# Calculus 1 relative rates question

• ivanhu1
In summary, the problem involves finding the rates at which the angle of elevation is changing for an airplane flying at a speed of 600 miles per hour and altitude of 8 miles. The equation for the rates is sec^2(θ) * dθ/dt = 8/x^2 * 600, and the sign of dx/dt depends on whether x is increasing or decreasing. The solution involves solving for dθ/dt and evaluating it at θ = 30°, θ = 60°, and θ = 80° in radians.

## Homework Statement

An airplane flies at an altitude of 8 miles toward a point directly over an observer (see figure).
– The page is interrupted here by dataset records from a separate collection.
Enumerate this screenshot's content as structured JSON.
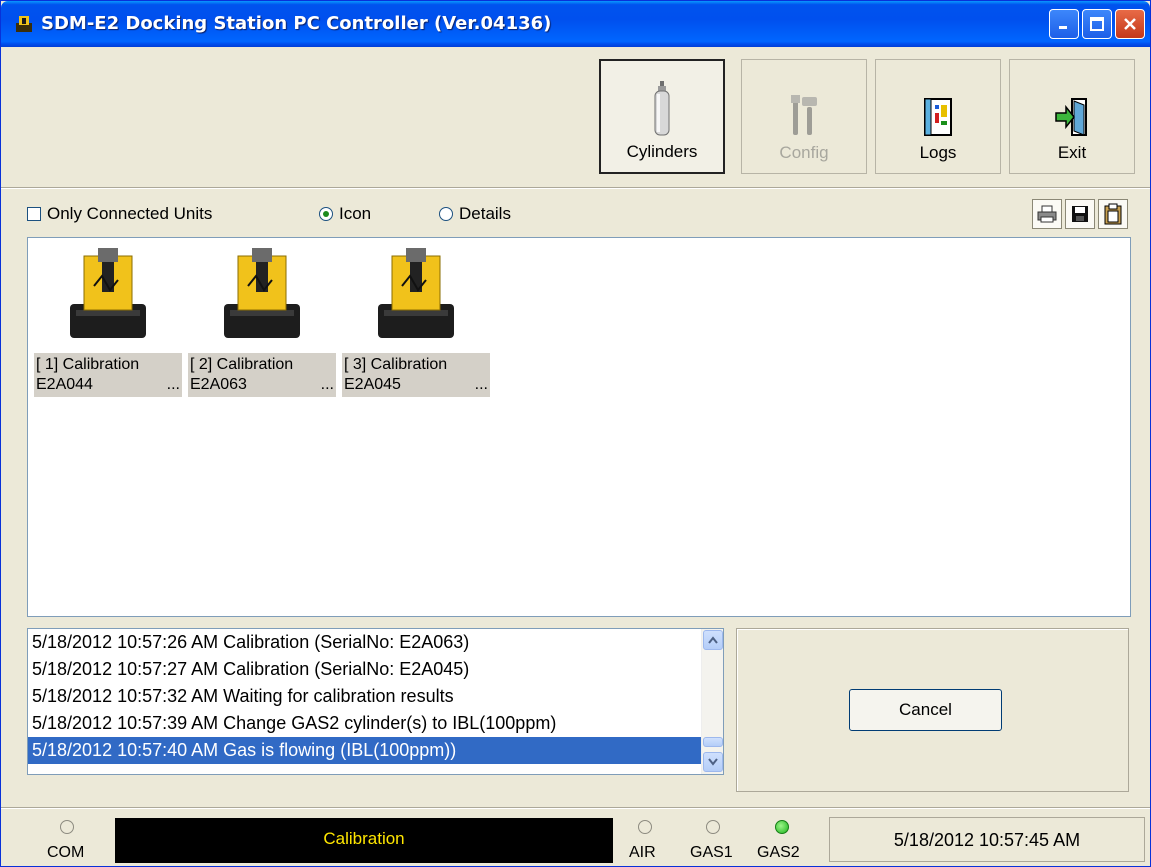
{
  "app": {
    "title": "SDM-E2 Docking Station PC Controller (Ver.04136)"
  },
  "toolbar": {
    "buttons": [
      {
        "label": "Cylinders",
        "icon": "cylinder-icon",
        "state": "pressed"
      },
      {
        "label": "Config",
        "icon": "tools-icon",
        "state": "disabled"
      },
      {
        "label": "Logs",
        "icon": "logbook-icon",
        "state": "normal"
      },
      {
        "label": "Exit",
        "icon": "exit-door-icon",
        "state": "normal"
      }
    ]
  },
  "view_options": {
    "only_connected_label": "Only Connected Units",
    "only_connected_checked": false,
    "icon_label": "Icon",
    "details_label": "Details",
    "selected_view": "Icon",
    "action_icons": [
      "printer-icon",
      "save-icon",
      "clipboard-icon"
    ]
  },
  "units": [
    {
      "slot": "[ 1] Calibration",
      "serial": "E2A044",
      "more": "..."
    },
    {
      "slot": "[ 2] Calibration",
      "serial": "E2A063",
      "more": "..."
    },
    {
      "slot": "[ 3] Calibration",
      "serial": "E2A045",
      "more": "..."
    }
  ],
  "log": {
    "lines": [
      "5/18/2012 10:57:26 AM Calibration (SerialNo: E2A063)",
      "5/18/2012 10:57:27 AM Calibration (SerialNo: E2A045)",
      "5/18/2012 10:57:32 AM Waiting for calibration results",
      "5/18/2012 10:57:39 AM Change GAS2 cylinder(s) to IBL(100ppm)",
      "5/18/2012 10:57:40 AM Gas is flowing (IBL(100ppm))"
    ],
    "selected_index": 4
  },
  "cancel_label": "Cancel",
  "status": {
    "com_label": "COM",
    "message": "Calibration",
    "air_label": "AIR",
    "gas1_label": "GAS1",
    "gas2_label": "GAS2",
    "gas2_active": true,
    "datetime": "5/18/2012 10:57:45 AM",
    "message_color": "#ffe600",
    "led_on_color": "#1bb41b"
  }
}
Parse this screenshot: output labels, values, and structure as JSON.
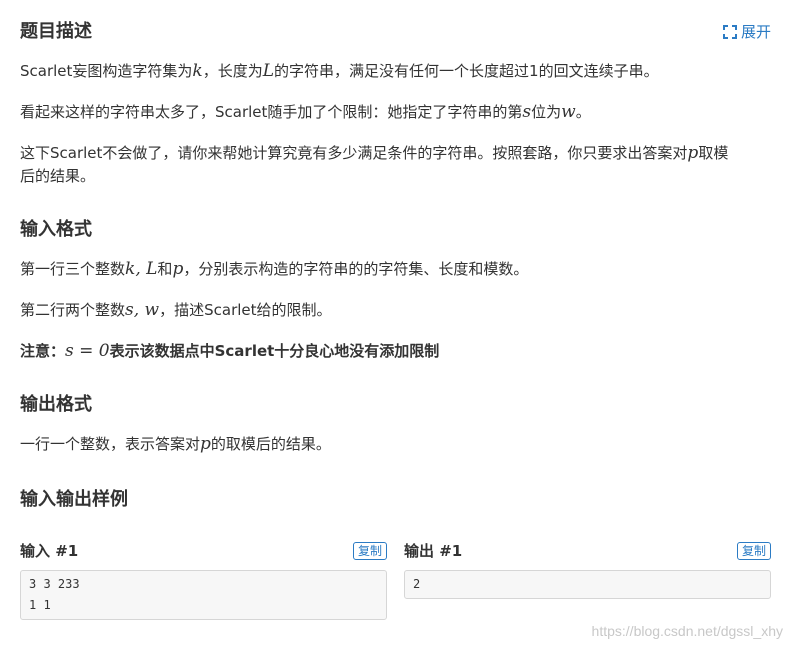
{
  "description": {
    "title": "题目描述",
    "expand_label": "展开",
    "p1": {
      "a": "Scarlet妄图构造字符集为",
      "k": "k",
      "b": "，长度为",
      "L": "L",
      "c": "的字符串，满足没有任何一个长度超过1的回文连续子串。"
    },
    "p2": {
      "a": "看起来这样的字符串太多了，Scarlet随手加了个限制：她指定了字符串的第",
      "s": "s",
      "b": "位为",
      "w": "w",
      "c": "。"
    },
    "p3": {
      "a": "这下Scarlet不会做了，请你来帮她计算究竟有多少满足条件的字符串。按照套路，你只要求出答案对",
      "p": "p",
      "b": "取模",
      "c": "后的结果。"
    }
  },
  "input_format": {
    "title": "输入格式",
    "p1": {
      "a": "第一行三个整数",
      "math": "k, L",
      "b": "和",
      "p": "p",
      "c": "，分别表示构造的字符串的的字符集、长度和模数。"
    },
    "p2": {
      "a": "第二行两个整数",
      "math": "s, w",
      "b": "，描述Scarlet给的限制。"
    },
    "note": {
      "a": "注意：",
      "math": "s = 0",
      "b": "表示该数据点中Scarlet十分良心地没有添加限制"
    }
  },
  "output_format": {
    "title": "输出格式",
    "p1": {
      "a": "一行一个整数，表示答案对",
      "p": "p",
      "b": "的取模后的结果。"
    }
  },
  "samples": {
    "title": "输入输出样例",
    "input_title": "输入 #1",
    "output_title": "输出 #1",
    "copy_label": "复制",
    "input_text": "3 3 233\n1 1",
    "output_text": "2"
  },
  "watermark": "https://blog.csdn.net/dgssl_xhy",
  "colors": {
    "accent": "#2b7bc4",
    "text": "#333333"
  }
}
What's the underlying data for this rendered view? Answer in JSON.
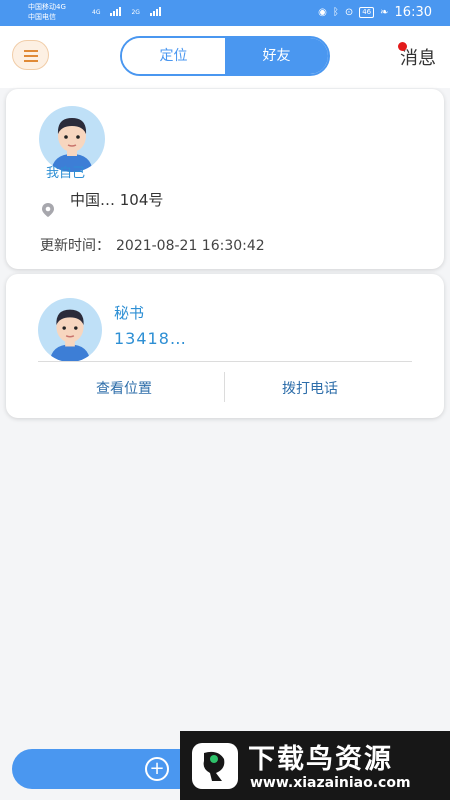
{
  "status_bar": {
    "carrier1": "中国移动4G",
    "carrier2": "中国电信",
    "net1": "4G",
    "net2": "2G",
    "battery": "46",
    "time": "16:30"
  },
  "header": {
    "tabs": [
      {
        "label": "定位",
        "active": false
      },
      {
        "label": "好友",
        "active": true
      }
    ],
    "messages_label": "消息",
    "icons": {
      "menu": "list-menu-icon",
      "badge": "red-dot"
    },
    "colors": {
      "accent": "#4a97f0",
      "menu_bg": "#fdf0e3",
      "badge": "#e31b1b"
    }
  },
  "me_card": {
    "label": "我自己",
    "address": "中国… 104号",
    "updated_label": "更新时间：",
    "updated_time": "2021-08-21 16:30:42"
  },
  "friends": [
    {
      "name": "秘书",
      "phone": "13418…",
      "actions": [
        "查看位置",
        "拨打电话"
      ]
    }
  ],
  "watermark": {
    "title": "下载鸟资源",
    "url": "www.xiazainiao.com"
  }
}
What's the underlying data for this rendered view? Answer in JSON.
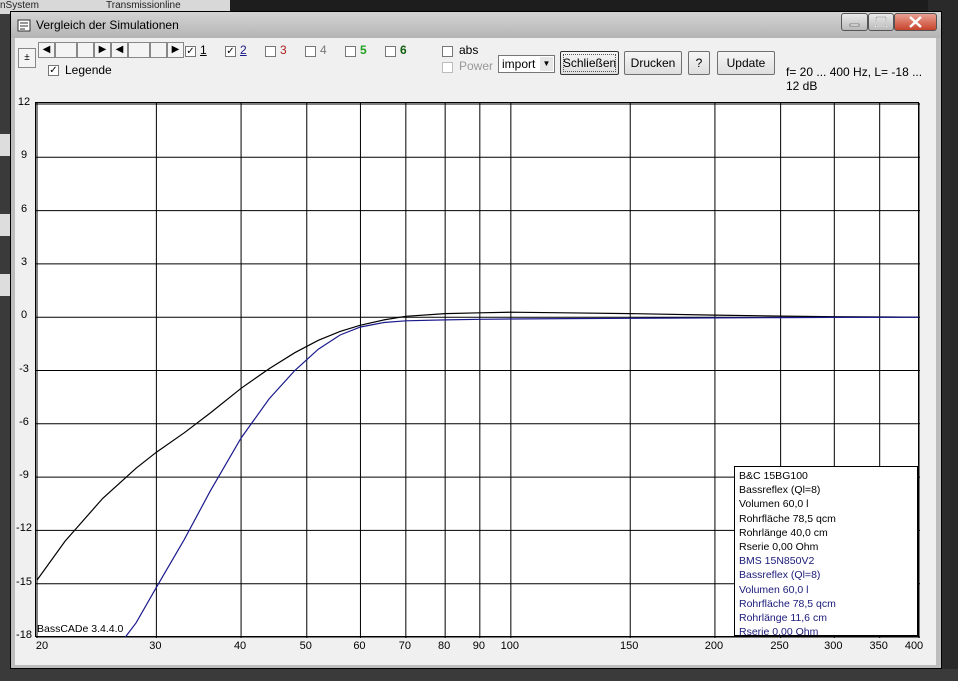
{
  "background": {
    "tab_left": "nSystem",
    "tab_right": "Transmissionline"
  },
  "window": {
    "title": "Vergleich der Simulationen"
  },
  "toolbar": {
    "plus_label": "±",
    "curve_checkboxes": [
      {
        "label": "1",
        "checked": true,
        "color": "#000000"
      },
      {
        "label": "2",
        "checked": true,
        "color": "#1a1a8c"
      },
      {
        "label": "3",
        "checked": false,
        "color": "#b02020"
      },
      {
        "label": "4",
        "checked": false,
        "color": "#777777"
      },
      {
        "label": "5",
        "checked": false,
        "color": "#20a020"
      },
      {
        "label": "6",
        "checked": false,
        "color": "#106010"
      }
    ],
    "legend_label": "Legende",
    "legend_checked": true,
    "abs_label": "abs",
    "power_label": "Power",
    "mode_value": "import",
    "close_label": "Schließen",
    "print_label": "Drucken",
    "help_label": "?",
    "update_label": "Update",
    "range_text": "f= 20 ... 400 Hz, L= -18 ... 12 dB"
  },
  "legend": {
    "set1": [
      "B&C 15BG100",
      "Bassreflex (Ql=8)",
      "Volumen 60,0 l",
      "Rohrfläche 78,5 qcm",
      "Rohrlänge 40,0 cm",
      "Rserie 0,00 Ohm"
    ],
    "set2": [
      "BMS 15N850V2",
      "Bassreflex (Ql=8)",
      "Volumen 60,0 l",
      "Rohrfläche 78,5 qcm",
      "Rohrlänge 11,6 cm",
      "Rserie 0,00 Ohm"
    ]
  },
  "watermark": "BassCADe 3.4.4.0",
  "chart_data": {
    "type": "line",
    "xscale": "log",
    "xlim": [
      20,
      400
    ],
    "ylim": [
      -18,
      12
    ],
    "yticks": [
      12,
      9,
      6,
      3,
      0,
      -3,
      -6,
      -9,
      -12,
      -15,
      -18
    ],
    "xticks": [
      20,
      30,
      40,
      50,
      60,
      70,
      80,
      90,
      100,
      150,
      200,
      250,
      300,
      350,
      400
    ],
    "grid": true,
    "series": [
      {
        "name": "B&C 15BG100",
        "color": "#000000",
        "x": [
          20,
          22,
          25,
          28,
          30,
          33,
          36,
          40,
          44,
          48,
          52,
          56,
          60,
          65,
          70,
          80,
          90,
          100,
          120,
          150,
          200,
          250,
          300,
          400
        ],
        "y": [
          -14.8,
          -12.6,
          -10.2,
          -8.5,
          -7.6,
          -6.5,
          -5.4,
          -4.0,
          -2.9,
          -2.0,
          -1.3,
          -0.8,
          -0.45,
          -0.15,
          0.05,
          0.2,
          0.25,
          0.28,
          0.25,
          0.2,
          0.12,
          0.06,
          0.03,
          0.0
        ]
      },
      {
        "name": "BMS 15N850V2",
        "color": "#1a1a8c",
        "x": [
          27,
          28,
          30,
          33,
          36,
          40,
          44,
          48,
          52,
          56,
          60,
          65,
          70,
          80,
          90,
          100,
          120,
          150,
          200,
          250,
          300,
          400
        ],
        "y": [
          -18,
          -17.2,
          -15.2,
          -12.5,
          -9.8,
          -6.8,
          -4.6,
          -3.0,
          -1.8,
          -1.0,
          -0.55,
          -0.3,
          -0.2,
          -0.15,
          -0.12,
          -0.1,
          -0.08,
          -0.06,
          -0.04,
          -0.02,
          -0.01,
          0.0
        ]
      }
    ]
  }
}
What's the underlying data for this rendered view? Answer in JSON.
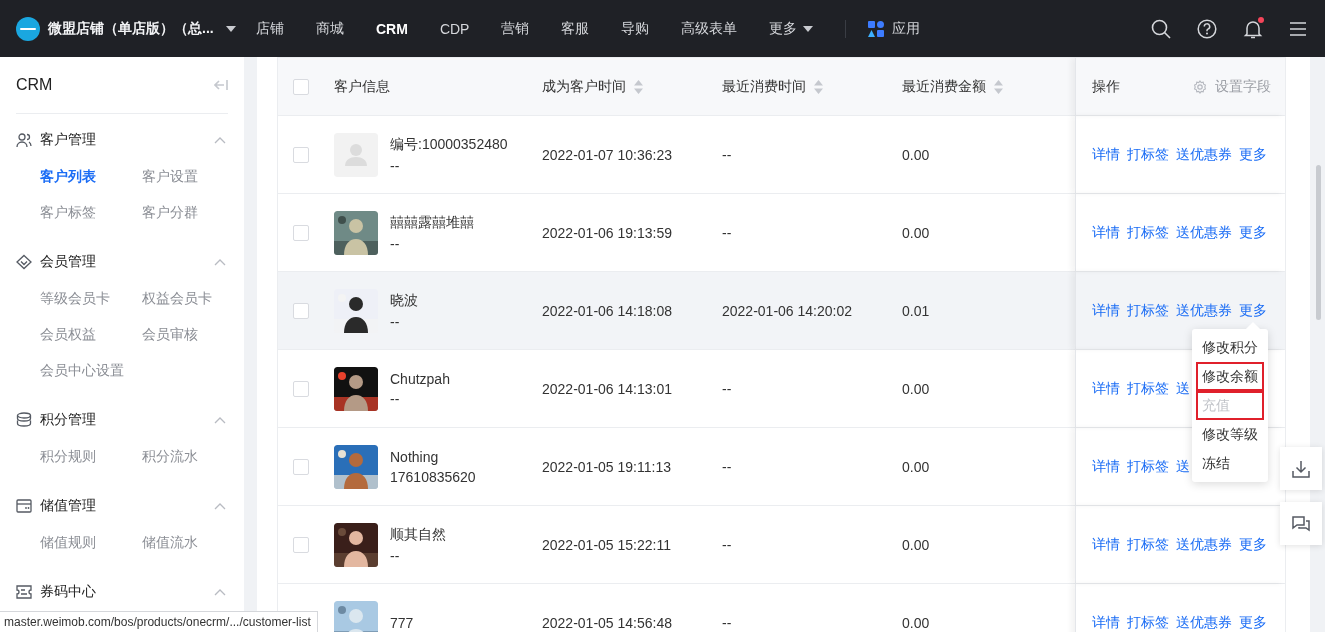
{
  "top_nav": {
    "store_name": "微盟店铺（单店版）（总...",
    "notification_dot": true,
    "items": [
      {
        "label": "店铺",
        "kind": "link",
        "selected": false
      },
      {
        "label": "商城",
        "kind": "link",
        "selected": false
      },
      {
        "label": "CRM",
        "kind": "link",
        "selected": true
      },
      {
        "label": "CDP",
        "kind": "link",
        "selected": false
      },
      {
        "label": "营销",
        "kind": "link",
        "selected": false
      },
      {
        "label": "客服",
        "kind": "link",
        "selected": false
      },
      {
        "label": "导购",
        "kind": "link",
        "selected": false
      },
      {
        "label": "高级表单",
        "kind": "link",
        "selected": false
      },
      {
        "label": "更多",
        "kind": "dropdown",
        "selected": false
      },
      {
        "label": "应用",
        "kind": "apps",
        "selected": false
      }
    ]
  },
  "sidebar": {
    "title": "CRM",
    "groups": [
      {
        "label": "客户管理",
        "expanded": true,
        "items": [
          {
            "label": "客户列表",
            "selected": true
          },
          {
            "label": "客户设置",
            "selected": false
          },
          {
            "label": "客户标签",
            "selected": false
          },
          {
            "label": "客户分群",
            "selected": false
          }
        ]
      },
      {
        "label": "会员管理",
        "expanded": true,
        "items": [
          {
            "label": "等级会员卡",
            "selected": false
          },
          {
            "label": "权益会员卡",
            "selected": false
          },
          {
            "label": "会员权益",
            "selected": false
          },
          {
            "label": "会员审核",
            "selected": false
          },
          {
            "label": "会员中心设置",
            "selected": false
          }
        ]
      },
      {
        "label": "积分管理",
        "expanded": true,
        "items": [
          {
            "label": "积分规则",
            "selected": false
          },
          {
            "label": "积分流水",
            "selected": false
          }
        ]
      },
      {
        "label": "储值管理",
        "expanded": true,
        "items": [
          {
            "label": "储值规则",
            "selected": false
          },
          {
            "label": "储值流水",
            "selected": false
          }
        ]
      },
      {
        "label": "券码中心",
        "expanded": true
      }
    ]
  },
  "table": {
    "select_all_checked": false,
    "columns": [
      {
        "label": "客户信息",
        "sortable": false
      },
      {
        "label": "成为客户时间",
        "sortable": true
      },
      {
        "label": "最近消费时间",
        "sortable": true
      },
      {
        "label": "最近消费金额",
        "sortable": true
      }
    ],
    "ops_column": {
      "label": "操作",
      "settings": "设置字段"
    },
    "rows": [
      {
        "checked": false,
        "hovered": false,
        "kind": "placeholder",
        "name": "编号:10000352480",
        "sub": "--",
        "joined": "2022-01-07 10:36:23",
        "last_purchase": "--",
        "amount": "0.00",
        "actions": [
          "详情",
          "打标签",
          "送优惠券",
          "更多"
        ]
      },
      {
        "checked": false,
        "hovered": false,
        "kind": "picture",
        "name": "囍囍露囍堆囍",
        "sub": "--",
        "joined": "2022-01-06 19:13:59",
        "last_purchase": "--",
        "amount": "0.00",
        "actions": [
          "详情",
          "打标签",
          "送优惠券",
          "更多"
        ]
      },
      {
        "checked": false,
        "hovered": true,
        "kind": "picture",
        "name": "晓波",
        "sub": "--",
        "joined": "2022-01-06 14:18:08",
        "last_purchase": "2022-01-06 14:20:02",
        "amount": "0.01",
        "actions": [
          "详情",
          "打标签",
          "送优惠券",
          "更多"
        ],
        "menu": [
          {
            "label": "修改积分",
            "disabled": false,
            "highlighted": false
          },
          {
            "label": "修改余额",
            "disabled": false,
            "highlighted": true
          },
          {
            "label": "充值",
            "disabled": true,
            "highlighted": true
          },
          {
            "label": "修改等级",
            "disabled": false,
            "highlighted": false
          },
          {
            "label": "冻结",
            "disabled": false,
            "highlighted": false
          }
        ]
      },
      {
        "checked": false,
        "hovered": false,
        "kind": "picture",
        "name": "Chutzpah",
        "sub": "--",
        "joined": "2022-01-06 14:13:01",
        "last_purchase": "--",
        "amount": "0.00",
        "actions": [
          "详情",
          "打标签",
          "送"
        ]
      },
      {
        "checked": false,
        "hovered": false,
        "kind": "picture",
        "name": "Nothing",
        "sub": "17610835620",
        "joined": "2022-01-05 19:11:13",
        "last_purchase": "--",
        "amount": "0.00",
        "actions": [
          "详情",
          "打标签",
          "送"
        ]
      },
      {
        "checked": false,
        "hovered": false,
        "kind": "picture",
        "name": "顺其自然",
        "sub": "--",
        "joined": "2022-01-05 15:22:11",
        "last_purchase": "--",
        "amount": "0.00",
        "actions": [
          "详情",
          "打标签",
          "送优惠券",
          "更多"
        ]
      },
      {
        "hovered": false,
        "kind": "picture",
        "name": "777",
        "joined": "2022-01-05 14:56:48",
        "last_purchase": "--",
        "amount": "0.00",
        "actions": [
          "详情",
          "打标签",
          "送优惠券",
          "更多"
        ]
      }
    ]
  },
  "status_url": "master.weimob.com/bos/products/onecrm/.../customer-list"
}
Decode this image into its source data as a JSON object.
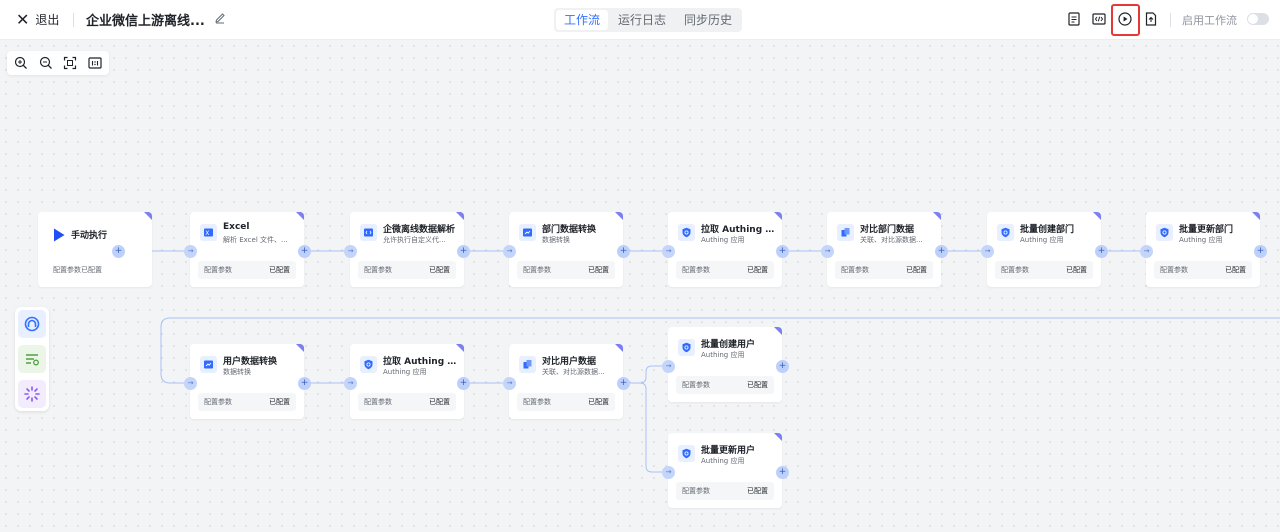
{
  "topbar": {
    "exit_label": "退出",
    "title": "企业微信上游离线...",
    "tabs": [
      {
        "label": "工作流",
        "active": true
      },
      {
        "label": "运行日志",
        "active": false
      },
      {
        "label": "同步历史",
        "active": false
      }
    ],
    "actions": [
      "document-icon",
      "code-icon",
      "play-circle-icon",
      "export-icon"
    ],
    "enable_label": "启用工作流",
    "enabled": false
  },
  "zoom_tools": [
    "zoom-in-icon",
    "zoom-out-icon",
    "fit-view-icon",
    "actual-size-icon"
  ],
  "side_panel": [
    "trigger-icon",
    "list-settings-icon",
    "loading-icon"
  ],
  "colors": {
    "accent": "#3370ff",
    "highlight": "#e53935",
    "node_corner": "#7b7ff0"
  },
  "nodes": {
    "trigger": {
      "title": "手动执行",
      "config_label": "配置参数",
      "status": "已配置"
    },
    "excel": {
      "title": "Excel",
      "subtitle": "解析 Excel 文件、...",
      "config_label": "配置参数",
      "status": "已配置"
    },
    "wecom_parse": {
      "title": "企微离线数据解析",
      "subtitle": "允许执行自定义代...",
      "config_label": "配置参数",
      "status": "已配置"
    },
    "dept_convert": {
      "title": "部门数据转换",
      "subtitle": "数据转换",
      "config_label": "配置参数",
      "status": "已配置"
    },
    "pull_dept": {
      "title": "拉取 Authing 部...",
      "subtitle": "Authing 应用",
      "config_label": "配置参数",
      "status": "已配置"
    },
    "compare_dept": {
      "title": "对比部门数据",
      "subtitle": "关联、对比源数据...",
      "config_label": "配置参数",
      "status": "已配置"
    },
    "batch_create_dept": {
      "title": "批量创建部门",
      "subtitle": "Authing 应用",
      "config_label": "配置参数",
      "status": "已配置"
    },
    "batch_update_dept": {
      "title": "批量更新部门",
      "subtitle": "Authing 应用",
      "config_label": "配置参数",
      "status": "已配置"
    },
    "user_convert": {
      "title": "用户数据转换",
      "subtitle": "数据转换",
      "config_label": "配置参数",
      "status": "已配置"
    },
    "pull_user": {
      "title": "拉取 Authing 用...",
      "subtitle": "Authing 应用",
      "config_label": "配置参数",
      "status": "已配置"
    },
    "compare_user": {
      "title": "对比用户数据",
      "subtitle": "关联、对比源数据...",
      "config_label": "配置参数",
      "status": "已配置"
    },
    "batch_create_user": {
      "title": "批量创建用户",
      "subtitle": "Authing 应用",
      "config_label": "配置参数",
      "status": "已配置"
    },
    "batch_update_user": {
      "title": "批量更新用户",
      "subtitle": "Authing 应用",
      "config_label": "配置参数",
      "status": "已配置"
    }
  }
}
The speed of the plane is 600 miles per hour. Find the rates at which the angle of elevation θ is changing when the angle is θ = 30°, θ = 60°, and θ = 80°.

## The Attempt at a Solution

I tried solving this problem by my self but i kept getting stuck at one the same spot every time.

(db/dt)=600
y=8

tanθ=8/x

sec^2(θ) * dθ/dt = 8/x^2 * 600

and that's as far i get every time and i don't know if I'm doing it right or not.

ivanhu1 said:

## Homework Statement

An airplane flies at an altitude of 8 miles toward a point directly over an observer (see figure). The speed of the plane is 600 miles per hour. Find the rates at which the angle of elevation θ is changing when the angle is θ = 30°, θ = 60°, and θ = 80°.

## The Attempt at a Solution

I tried solving this problem by my self but i kept getting stuck at one the same spot every time.

(db/dt)=600
Makes more sense to call the plane's velocity dx/dt. Also, since the plane is flying toward the observer, x is decreasing, so dx/dt < 0.
ivanhu1 said:
y=8

tanθ=8/x

sec^2(θ) * dθ/dt = 8/x^2 * 600
d/dt(8/x) = d/dt(8x-1) = -8x-2 * dx/dt
Notice that the right side represents a positive number if x > 0.

Other than that, your equation of the rates looks fine. Now solve for dθ/dt, and evaluate it at the three given values of θ. Don't forget to convert the angles to radians.
ivanhu1 said:
and that's as far i get every time and i don't know if I'm doing it right or not.

## 1. What is a relative rate in Calculus 1?

A relative rate in Calculus 1 refers to the change in one quantity in relation to the change in another quantity. It is used to determine how the rate of change of one variable affects the rate of change of another variable.

## 2. How do you find the relative rate in Calculus 1?

To find the relative rate in Calculus 1, you need to take the derivative of the function and then plug in the values of the two variables you want to compare. The resulting number is the relative rate.

## 3. What is the difference between average rate and relative rate in Calculus 1?

The average rate in Calculus 1 is the change in a quantity over a specific interval. It gives a general idea of how the quantity is changing. On the other hand, a relative rate compares the change in one quantity to the change in another quantity, giving a more specific and localized understanding of the relationship between the two variables.

## 4. Can relative rates be negative in Calculus 1?

Yes, relative rates can be negative in Calculus 1. This indicates that as one quantity increases, the other decreases, or vice versa. It is important to pay attention to the signs of relative rates to understand the relationship between the two variables.

## 5. How are relative rates used in real-world applications?

Relative rates are used in real-world applications to analyze and understand the relationships between different variables. For example, in economics, relative rates can be used to determine how changes in one variable, such as price, affect changes in another variable, such as demand. They are also commonly used in physics and engineering to study the relationships between various physical quantities.